Seit Jahren stellt der sommerliche Ferienmarathon Erziehungsberechtigte vor ein veritables Dilemma. Das Ganze endet in der Regel mit einem nobelpreisverdächtigen Organisationsflickwerk aus eigenem Urlaubsanspruch, der altbekannten Opa-Oma-Schwiegereltern-Rallye sowie einer schier Homer’schen Odyssee zwischen einzelnen (privaten) Fremdbetreuungs­angeboten. Jetzt hat die Corona-Krise bei vielen frühzeitig die Urlaubskonten schmelzen lassen – auch das Home-Schooling hat viele Eltern in die eigenen vier Wände gezwungen. Der Ausbau der schulischen Ferienbetreuung soll nun die gröbsten Betreuungsprobleme lösen.

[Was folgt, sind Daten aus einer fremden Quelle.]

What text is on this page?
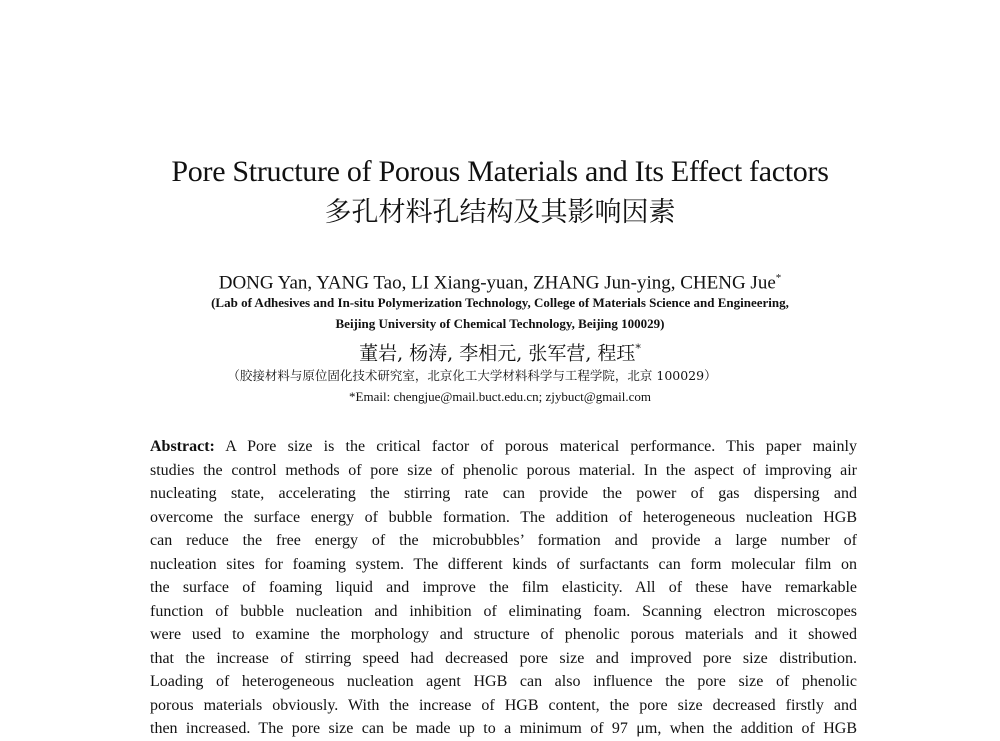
Pore Structure of Porous Materials and Its Effect factors
多孔材料孔结构及其影响因素
DONG Yan, YANG Tao, LI Xiang-yuan, ZHANG Jun-ying, CHENG Jue*
(Lab of Adhesives and In-situ Polymerization Technology, College of Materials Science and Engineering,
Beijing University of Chemical Technology, Beijing 100029)
董岩, 杨涛, 李相元, 张军营, 程珏*
（胶接材料与原位固化技术研究室，北京化工大学材料科学与工程学院，北京 100029）
*Email: chengjue@mail.buct.edu.cn; zjybuct@gmail.com
Abstract: A Pore size is the critical factor of porous materical performance. This paper mainly
studies the control methods of pore size of phenolic porous material. In the aspect of improving air
nucleating state, accelerating the stirring rate can provide the power of gas dispersing and
overcome the surface energy of bubble formation. The addition of heterogeneous nucleation HGB
can reduce the free energy of the microbubbles’ formation and provide a large number of
nucleation sites for foaming system. The different kinds of surfactants can form molecular film on
the surface of foaming liquid and improve the film elasticity. All of these have remarkable
function of bubble nucleation and inhibition of eliminating foam. Scanning electron microscopes
were used to examine the morphology and structure of phenolic porous materials and it showed
that the increase of stirring speed had decreased pore size and improved pore size distribution.
Loading of heterogeneous nucleation agent HGB can also influence the pore size of phenolic
porous materials obviously. With the increase of HGB content, the pore size decreased firstly and
then increased. The pore size can be made up to a minimum of 97 μm, when the addition of HGB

Während der Ansatz des Bundes aber inhaltlich lahmt – wieso soll es nur Defizite in Deutsch geben? –, krankt jener des Landes am Zeitmanagement. Die an sich begrüßenswerte Initiative kommt auf den letzten Drücker – und vielfach zu spät. Weil teils die Anmeldefristen für (kostenpflichtige) Angebote längst vorüber sind. Zudem ist auch organisatorisch noch vieles im Unklaren. Woher kommt das Personal? Die Lehrergewerkschaft mauert – wieder einmal. Unterstützung sieht anders aus. Weil mit der Sommerschule implizit auch am Lehrer-Privileg Sommerferien gerüttelt wird. Ein Sakrileg.
Ob Ferienlänge, Schulbeginnzeiten, Online-Unterricht – die Baustellen unseres Schulsystems sind altbekannt. Und doch durch Corona frischer denn je. Neu denken, müsste nun das Motto lauten. Solidarität ist gefragt. Und ministerielles Durchsetzungsvermögen.